Python - Vertical Concatenation in Matrix
Given a matrix containing strings, the task is to perform vertical concatenation, where elements from each column are joined together to form a single string for that column.
Input : [["Gfg", "good"], ["is", "for"]]
Output : ['Gfgis', 'goodfor']
Explanation: Elements in the same column are concatenated "Gfg" is joined with "is", and "good" with "for", forming new strings for each column.
Let's look at the different methods to vertical concatenate in matrix in Python.
Using pandas DataFrame and apply()
This method converts the list of lists into a DataFrame, then uses the apply() function with ''.join() to concatenate strings column-wise. Pandas handles uneven data efficiently by filling missing values automatically with empty strings.
import pandas as pd
t1 = [["Gfg", "good"], ["is", "for"], ["Best"]]
df = pd.DataFrame(t1)
res = df.fillna('').apply(''.join)
print(list(res))
Output
['GfgisBest', 'goodfor']
Explanation:
- pd.DataFrame(t1): Converts the matrix into a structured DataFrame.
- fillna(''): Replaces missing values in shorter rows with empty strings.
- apply(''.join): Joins strings in each column efficiently.
- list(res): Converts the resulting concatenated column data back into a list.
Using numpy.transpose() and numpy.ravel()
This method uses NumPy to efficiently transpose and concatenate matrix columns. Shorter lists are padded with empty strings before transposing to maintain uniform column lengths.
import numpy as np
lst = [["Gfg", "good"], ["is", "for"], ["Best"]]
m = max(len(x) for x in lst)
p = [x + [''] * (m - len(x)) for x in lst]
arr = np.array(p).T
res = [''.join(r) for r in arr]
print(str(res))
Output
['GfgisBest', 'goodfor']
Explanation:
- max(len(x) for x in lst): finds the maximum sublist length (2).
- [x + [''] * (m - len(x)) for x in lst]: pads shorter lists with ' ' [['Gfg','good'], ['is','for'], ['Best','']].
- np.array(p).T: converts to NumPy array and transposes: [['Gfg','is','Best'], ['good','for','']].
- [''.join(row) for r in arr]: joins each transposed row: ['GfgisBest','goodfor'].
Using join() + list comprehension + zip_longest()
This method performs vertical concatenation by pairing elements column-wise using zip_longest() and joining them with "".join(). Missing elements are automatically filled with empty strings, ensuring smooth concatenation even for uneven matrices.
from itertools import zip_longest
t1 = [["Gfg", "good"], ["is", "for"], ["Best"]]
res = ["".join(col) for col in zip_longest(*t1, fillvalue="")]
print( str(res))
Output
['GfgisBest', 'goodfor']
Explanation:
- zip_longest(*t1, fillvalue=""): transposes the matrix and fills missing elements with "".
- join(col): concatenates strings column-wise.
- list comprehension builds the final result.
Using a loop
This method manually iterates through columns and rows to concatenate elements. It handles uneven sublists using exception handling and appends the concatenated column string to the result list.

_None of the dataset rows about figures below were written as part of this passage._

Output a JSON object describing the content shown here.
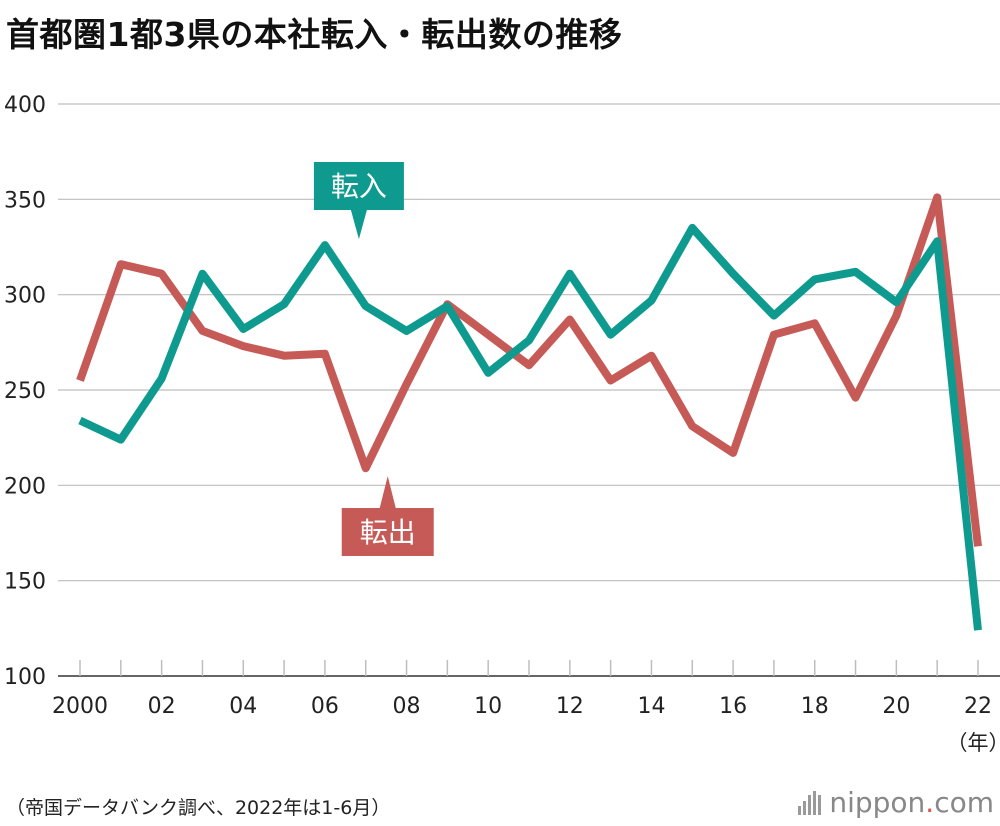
{
  "title": "首都圏1都3県の本社転入・転出数の推移",
  "source": "（帝国データバンク調べ、2022年は1-6月）",
  "brand": {
    "name": "nippon",
    "dot": ".",
    "suffix": "com"
  },
  "colors": {
    "inflow": "#0f9a90",
    "outflow": "#c65a57",
    "grid": "#bdbdbd",
    "axis": "#333333"
  },
  "chart_data": {
    "type": "line",
    "title": "首都圏1都3県の本社転入・転出数の推移",
    "xlabel": "（年）",
    "ylabel": "",
    "x": [
      2000,
      2001,
      2002,
      2003,
      2004,
      2005,
      2006,
      2007,
      2008,
      2009,
      2010,
      2011,
      2012,
      2013,
      2014,
      2015,
      2016,
      2017,
      2018,
      2019,
      2020,
      2021,
      2022
    ],
    "xtick_labels": [
      "2000",
      "02",
      "04",
      "06",
      "08",
      "10",
      "12",
      "14",
      "16",
      "18",
      "20",
      "22"
    ],
    "xtick_values": [
      2000,
      2002,
      2004,
      2006,
      2008,
      2010,
      2012,
      2014,
      2016,
      2018,
      2020,
      2022
    ],
    "ylim": [
      100,
      400
    ],
    "yticks": [
      100,
      150,
      200,
      250,
      300,
      350,
      400
    ],
    "grid": true,
    "series": [
      {
        "name": "転入",
        "values": [
          234,
          224,
          256,
          311,
          282,
          295,
          326,
          294,
          281,
          294,
          259,
          276,
          311,
          279,
          297,
          335,
          311,
          289,
          308,
          312,
          296,
          328,
          124
        ]
      },
      {
        "name": "転出",
        "values": [
          255,
          316,
          311,
          281,
          273,
          268,
          269,
          209,
          253,
          295,
          279,
          263,
          287,
          255,
          268,
          231,
          217,
          279,
          285,
          246,
          289,
          351,
          168
        ]
      }
    ]
  }
}
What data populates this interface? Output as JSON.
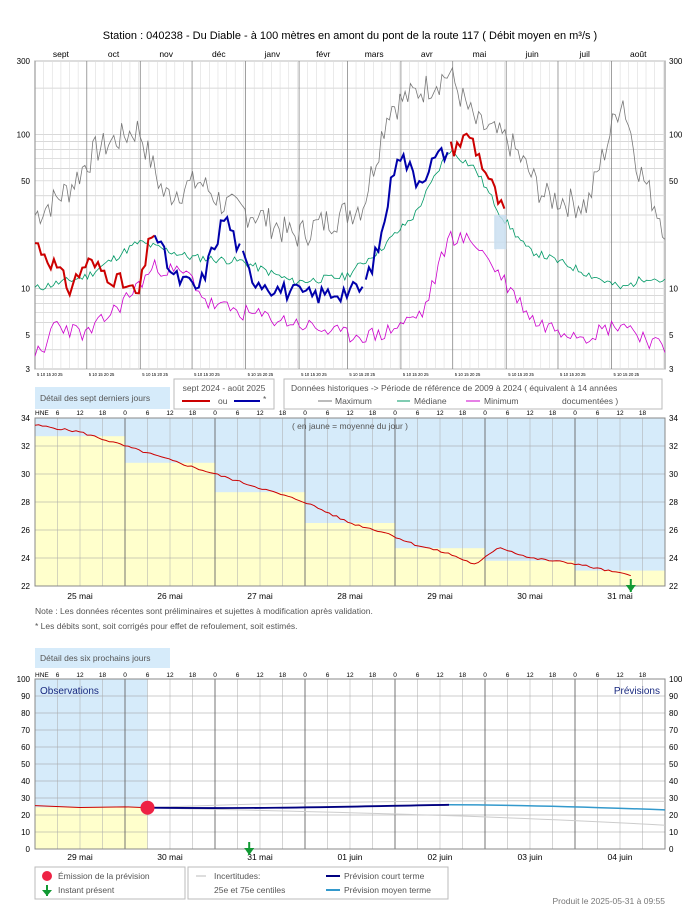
{
  "title": "Station : 040238     -   Du Diable - à 100 mètres en amont du pont de la route 117   ( Débit moyen en m³/s )",
  "colors": {
    "red": "#cc0000",
    "blue": "#0000aa",
    "max": "#777777",
    "median": "#009966",
    "min": "#cc00cc",
    "yellow": "#ffffcc",
    "lightblue": "#d6ebfa",
    "fcst_short": "#000080",
    "fcst_mid": "#3399cc"
  },
  "annual": {
    "months": [
      "sept",
      "oct",
      "nov",
      "déc",
      "janv",
      "févr",
      "mars",
      "avr",
      "mai",
      "juin",
      "juil",
      "août"
    ],
    "yticks": [
      "300",
      "100",
      "50",
      "10",
      "5",
      "3"
    ],
    "day_ticks": "5 10 15 20 25"
  },
  "legend": {
    "detail7_title": "Détail des sept derniers jours",
    "period_label": "sept 2024 - août 2025",
    "or_label": "ou",
    "star": "*",
    "historical_label": "Données historiques -> Période de référence  de 2009 à 2024   ( équivalent à 14 années",
    "documented": "documentées )",
    "maximum": "Maximum",
    "median": "Médiane",
    "minimum": "Minimum"
  },
  "week": {
    "hne": "HNE",
    "hours": [
      "6",
      "12",
      "18",
      "0",
      "6",
      "12",
      "18",
      "0",
      "6",
      "12",
      "18",
      "0",
      "6",
      "12",
      "18",
      "0",
      "6",
      "12",
      "18",
      "0",
      "6",
      "12",
      "18",
      "0",
      "6",
      "12",
      "18"
    ],
    "yticks": [
      "34",
      "32",
      "30",
      "28",
      "26",
      "24",
      "22"
    ],
    "days": [
      "25 mai",
      "26 mai",
      "27 mai",
      "28 mai",
      "29 mai",
      "30 mai",
      "31 mai"
    ],
    "note_yellow": "( en jaune = moyenne du jour )",
    "daily_means": [
      32.7,
      30.8,
      28.7,
      26.5,
      24.7,
      23.8,
      23.1
    ]
  },
  "notes": {
    "line1": "Note : Les données récentes sont préliminaires et sujettes à modification après validation.",
    "line2": "* Les débits sont, soit corrigés pour effet de refoulement, soit estimés."
  },
  "forecast": {
    "detail6_title": "Détail des six prochains jours",
    "hne": "HNE",
    "hours": [
      "6",
      "12",
      "18",
      "0",
      "6",
      "12",
      "18",
      "0",
      "6",
      "12",
      "18",
      "0",
      "6",
      "12",
      "18",
      "0",
      "6",
      "12",
      "18",
      "0",
      "6",
      "12",
      "18",
      "0",
      "6",
      "12",
      "18"
    ],
    "yticks": [
      "100",
      "90",
      "80",
      "70",
      "60",
      "50",
      "40",
      "30",
      "20",
      "10",
      "0"
    ],
    "days": [
      "29 mai",
      "30 mai",
      "31 mai",
      "01 juin",
      "02 juin",
      "03 juin",
      "04 juin"
    ],
    "observations_label": "Observations",
    "previsions_label": "Prévisions",
    "emission_label": "Émission de la prévision",
    "present_label": "Instant présent",
    "uncert_label": "Incertitudes:",
    "centiles_label": "25e et 75e centiles",
    "short_label": "Prévision court terme",
    "mid_label": "Prévision moyen terme"
  },
  "footer": "Produit le 2025-05-31 à 09:55"
}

t1 = [["Gfg", "good"], ["is", "for"], ["Best"]]
res = []
N = 0
while N < max(len(sub) for sub in t1):
temp = ''
for sub in t1:
try:
temp += sub[N]
except IndexError:
pass
if temp:
res.append(temp)
N += 1
print( str(res))
Output
['GfgisBest', 'goodfor']
Explanation:
- Outer while loop iterates over column positions.
- Inner for loop traverses each row to collect elements.
- try-except ensures missing elements in shorter rows are skipped safely.
- Each combined string is appended to res, forming the final vertically concatenated list.